Mr. Fair's bill combines flippancy, vulgarity, and sheer contempt for other human beings in a way I've never seen present in legislature before. At best, his bill is a waste of the SC Legislation's time and lacking in any moral seriousness. At worst, it's a vicious and cruel-hearted attack on woman who have had to wrestle with something he will never have to.
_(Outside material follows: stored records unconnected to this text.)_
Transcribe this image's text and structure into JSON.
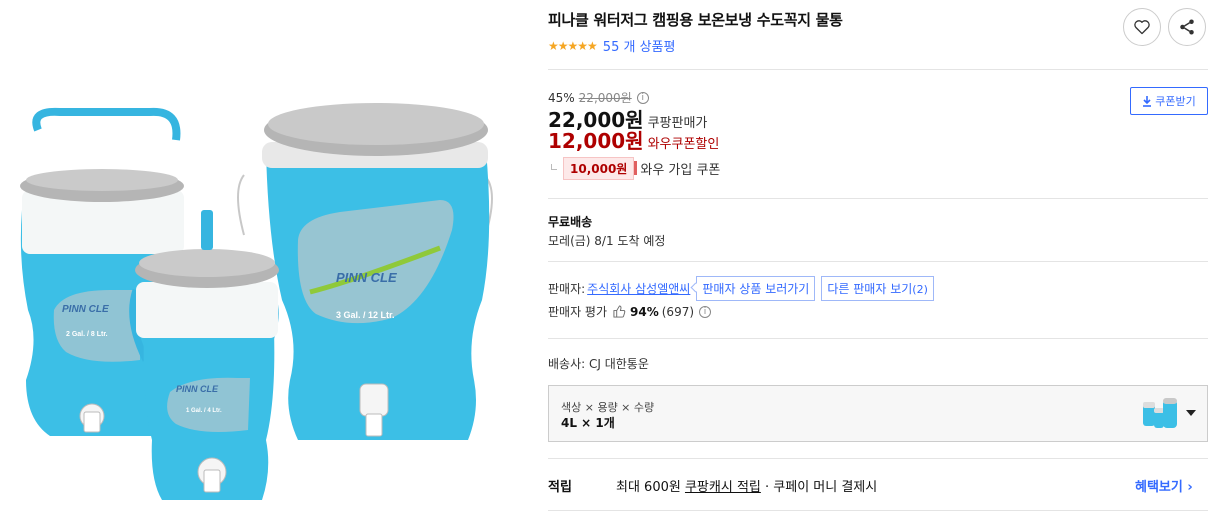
{
  "product": {
    "title": "피나클 워터저그 캠핑용 보온보냉 수도꼭지 물통",
    "stars": "★★★★★",
    "review_count_text": "55 개 상품평",
    "rating_value": 4.5
  },
  "actions": {
    "wishlist_icon": "heart-icon",
    "share_icon": "share-icon"
  },
  "price": {
    "discount_rate": "45%",
    "original_price": "22,000원",
    "info_glyph": "i",
    "sale_price": "22,000원",
    "sale_label": "쿠팡판매가",
    "coupon_price": "12,000원",
    "coupon_label": "와우쿠폰할인",
    "coupon_amount": "10,000원",
    "coupon_desc": "와우 가입 쿠폰",
    "coupon_button": "쿠폰받기"
  },
  "shipping": {
    "title": "무료배송",
    "date": "모레(금) 8/1 도착 예정"
  },
  "seller": {
    "label": "판매자:",
    "name": "주식회사 삼성엘앤씨",
    "view_products": "판매자 상품 보러가기",
    "other_sellers": "다른 판매자 보기",
    "other_count": "(2)",
    "rating_label": "판매자 평가",
    "rating_pct": "94%",
    "rating_count": "(697)",
    "info_glyph": "i"
  },
  "carrier": {
    "text": "배송사: CJ 대한통운"
  },
  "option": {
    "label": "색상 × 용량 × 수량",
    "value": "4L × 1개"
  },
  "reward": {
    "label": "적립",
    "prefix": "최대 600원",
    "link": "쿠팡캐시 적립",
    "suffix": "· 쿠페이 머니 결제시",
    "more": "혜택보기 ›"
  },
  "image_text": {
    "brand_big": "PINN CLE",
    "big_cap": "3 Gal. / 12 Ltr.",
    "brand_small": "PINN CLE",
    "small_cap": "2 Gal. / 8 Ltr.",
    "brand_tiny": "PINN CLE",
    "tiny_cap": "1 Gal. / 4 Ltr."
  },
  "colors": {
    "accent_blue": "#346aff",
    "price_red": "#ae0000",
    "jug_blue": "#33b8e0",
    "star": "#f5a623"
  }
}
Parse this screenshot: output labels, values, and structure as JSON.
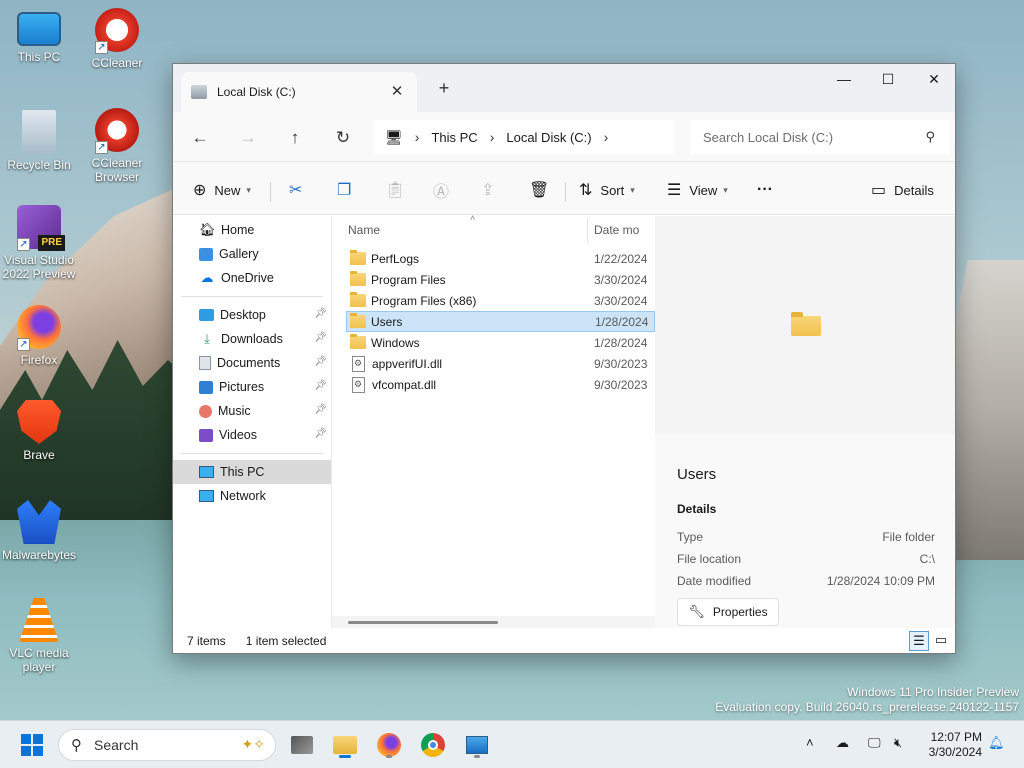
{
  "desktop": {
    "icons": [
      {
        "label": "This PC"
      },
      {
        "label": "CCleaner"
      },
      {
        "label": "Recycle Bin"
      },
      {
        "label": "CCleaner Browser"
      },
      {
        "label": "Visual Studio 2022 Preview"
      },
      {
        "label": "Firefox"
      },
      {
        "label": "Brave"
      },
      {
        "label": "Malwarebytes"
      },
      {
        "label": "VLC media player"
      }
    ],
    "vs_badge": "PRE",
    "watermark": {
      "line1": "Windows 11 Pro Insider Preview",
      "line2": "Evaluation copy. Build 26040.rs_prerelease.240122-1157"
    }
  },
  "window": {
    "tab_title": "Local Disk (C:)",
    "new_tab_symbol": "+",
    "address": {
      "crumbs": [
        "This PC",
        "Local Disk (C:)"
      ]
    },
    "search_placeholder": "Search Local Disk (C:)",
    "toolbar": {
      "new_label": "New",
      "sort_label": "Sort",
      "view_label": "View",
      "more_label": "···",
      "details_label": "Details"
    },
    "nav": {
      "top": [
        {
          "label": "Home",
          "icon": "home-icon"
        },
        {
          "label": "Gallery",
          "icon": "gallery-icon"
        },
        {
          "label": "OneDrive",
          "icon": "onedrive-icon"
        }
      ],
      "quick": [
        {
          "label": "Desktop",
          "icon": "desktop-icon"
        },
        {
          "label": "Downloads",
          "icon": "download-icon"
        },
        {
          "label": "Documents",
          "icon": "document-icon"
        },
        {
          "label": "Pictures",
          "icon": "pictures-icon"
        },
        {
          "label": "Music",
          "icon": "music-icon"
        },
        {
          "label": "Videos",
          "icon": "video-icon"
        }
      ],
      "bottom": [
        {
          "label": "This PC",
          "icon": "pc-icon",
          "selected": true
        },
        {
          "label": "Network",
          "icon": "network-icon"
        }
      ]
    },
    "columns": {
      "name": "Name",
      "date": "Date mo"
    },
    "files": [
      {
        "name": "PerfLogs",
        "date": "1/22/2024",
        "type": "folder"
      },
      {
        "name": "Program Files",
        "date": "3/30/2024",
        "type": "folder"
      },
      {
        "name": "Program Files (x86)",
        "date": "3/30/2024",
        "type": "folder"
      },
      {
        "name": "Users",
        "date": "1/28/2024",
        "type": "folder",
        "selected": true
      },
      {
        "name": "Windows",
        "date": "1/28/2024",
        "type": "folder"
      },
      {
        "name": "appverifUI.dll",
        "date": "9/30/2023",
        "type": "dll"
      },
      {
        "name": "vfcompat.dll",
        "date": "9/30/2023",
        "type": "dll"
      }
    ],
    "details_pane": {
      "title": "Users",
      "section": "Details",
      "props": [
        {
          "k": "Type",
          "v": "File folder"
        },
        {
          "k": "File location",
          "v": "C:\\"
        },
        {
          "k": "Date modified",
          "v": "1/28/2024 10:09 PM"
        }
      ],
      "properties_button": "Properties"
    },
    "status": {
      "items": "7 items",
      "selected": "1 item selected"
    }
  },
  "taskbar": {
    "search_label": "Search",
    "clock_time": "12:07 PM",
    "clock_date": "3/30/2024"
  }
}
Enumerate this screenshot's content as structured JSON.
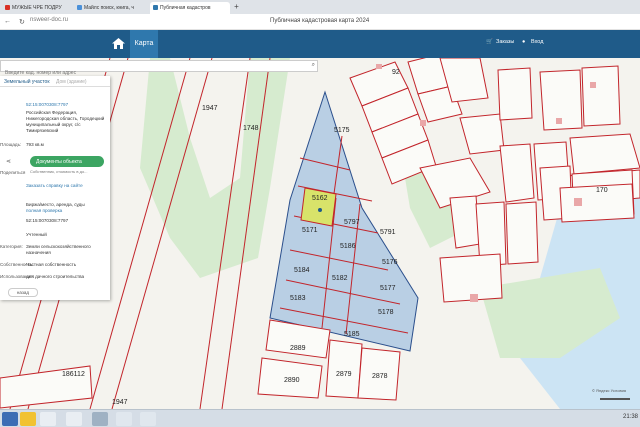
{
  "browser": {
    "tabs": [
      {
        "label": "МУЖЫЕ ЧРЕ ПОДРУ",
        "color": "#d93025"
      },
      {
        "label": "Майлс поиск, книга, ч",
        "color": "#4a90d9"
      },
      {
        "label": "Публичная кадастров",
        "color": "#2f78ad"
      }
    ],
    "new_tab": "+",
    "url": "nsweer-doc.ru",
    "page_title": "Публичная кадастровая карта 2024"
  },
  "header": {
    "map_label": "Карта",
    "orders_label": "Заказы",
    "login_label": "Вход"
  },
  "search": {
    "placeholder": "Введите кад. номер или адрес"
  },
  "panel": {
    "tab_active": "Земельный участок",
    "tab_inactive": "Дом (здание)",
    "cad_number": "52:15:0070308:7797",
    "address": "Российская Федерация, Нижегородская область, Городецкий муниципальный округ, с/с Тимирязевский",
    "area_label": "Площадь:",
    "area": "793 кв.м",
    "share_label": "Поделиться",
    "docs_button": "Документы объекта",
    "docs_sub": "Собственник, стоимость в до...",
    "order_link": "Заказать справку на сайте",
    "coords_text": "Биржа/место, аренда, суды",
    "price_link": "полная проверка",
    "code": "52:15:0070308:7797",
    "status": "Учтенный",
    "category_label": "Категория:",
    "category": "Земли сельскохозяйственного назначения",
    "ownership_label": "Собственность:",
    "ownership": "Частная собственность",
    "use_label": "Использование:",
    "use": "для дачного строительства",
    "back": "назад"
  },
  "map_labels": {
    "p1": "1947",
    "p2": "1748",
    "p3": "92",
    "p4": "170",
    "p5": "5175",
    "p6": "5162",
    "p7": "5797",
    "p8": "5171",
    "p9": "5186",
    "p10": "5184",
    "p11": "5182",
    "p12": "5176",
    "p13": "5177",
    "p14": "5178",
    "p15": "5183",
    "p16": "5185",
    "p17": "2889",
    "p18": "2890",
    "p19": "2879",
    "p20": "2878",
    "p21": "186112",
    "p22": "1947",
    "p23": "5791"
  },
  "map_copyright": "© Яндекс Условия",
  "taskbar": {
    "clock": "21:38"
  },
  "colors": {
    "header": "#1f5b89",
    "parcel_line": "#c2252b",
    "selected_fill": "#d8e36a",
    "block_fill": "#b9cfe4"
  }
}
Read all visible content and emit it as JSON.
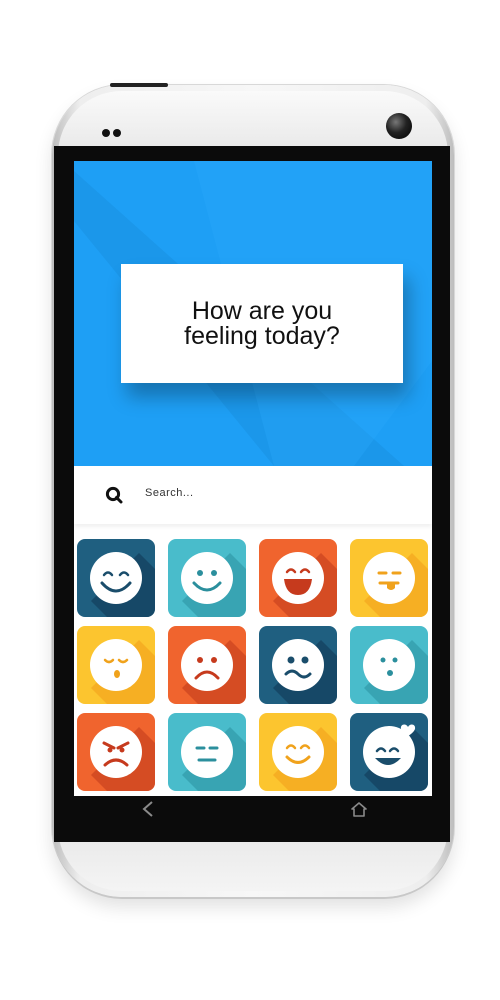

I would ask Mr. Fair to imagine himself in the place of a father whose 12-year old daughter has been raped. Full of fear and shame, the daughter takes two weeks to tell her parents about her horrible ordeal. The family soon discovers their pre-teen daughter was impregnated by her attacker. Mr. Fair, what would you do? Would you have your daughter carry her child to term? Become a mother at 12? Allow the rest of her life to be changed because of the actions of one wicked man? Or should she carry her child to term and put it up for adoption? What will she do during those months? Should her parents send her away for nine months until the baby is born as they would have decades ago? Or should she stay at home, perhaps never leaving the house, for fear of suffering the stares and disdain of people both familiar and strange? What if after wrestling with the decision for days, even weeks, in a state of agony, which a man cannot begin to understand, the girl decides to abort the fetus and to try, somehow, to move on with her life? In this case, Mr. Fair, would you suggest the father purchase a "Choose Death" license plate, knowing that part of his purchase would go to department of health, which could aid in his daughter's psychological recovery?

Of course, Mr. Fair isn't serious about this legislation. It's just a joke to him. A sick, cruel, monstrous joke.

Mr. Fair makes a big deal about his being a Christian and has close ties with Bob Jones University. Tell me Mr. Fair, in this case, what do you think Jesus would do?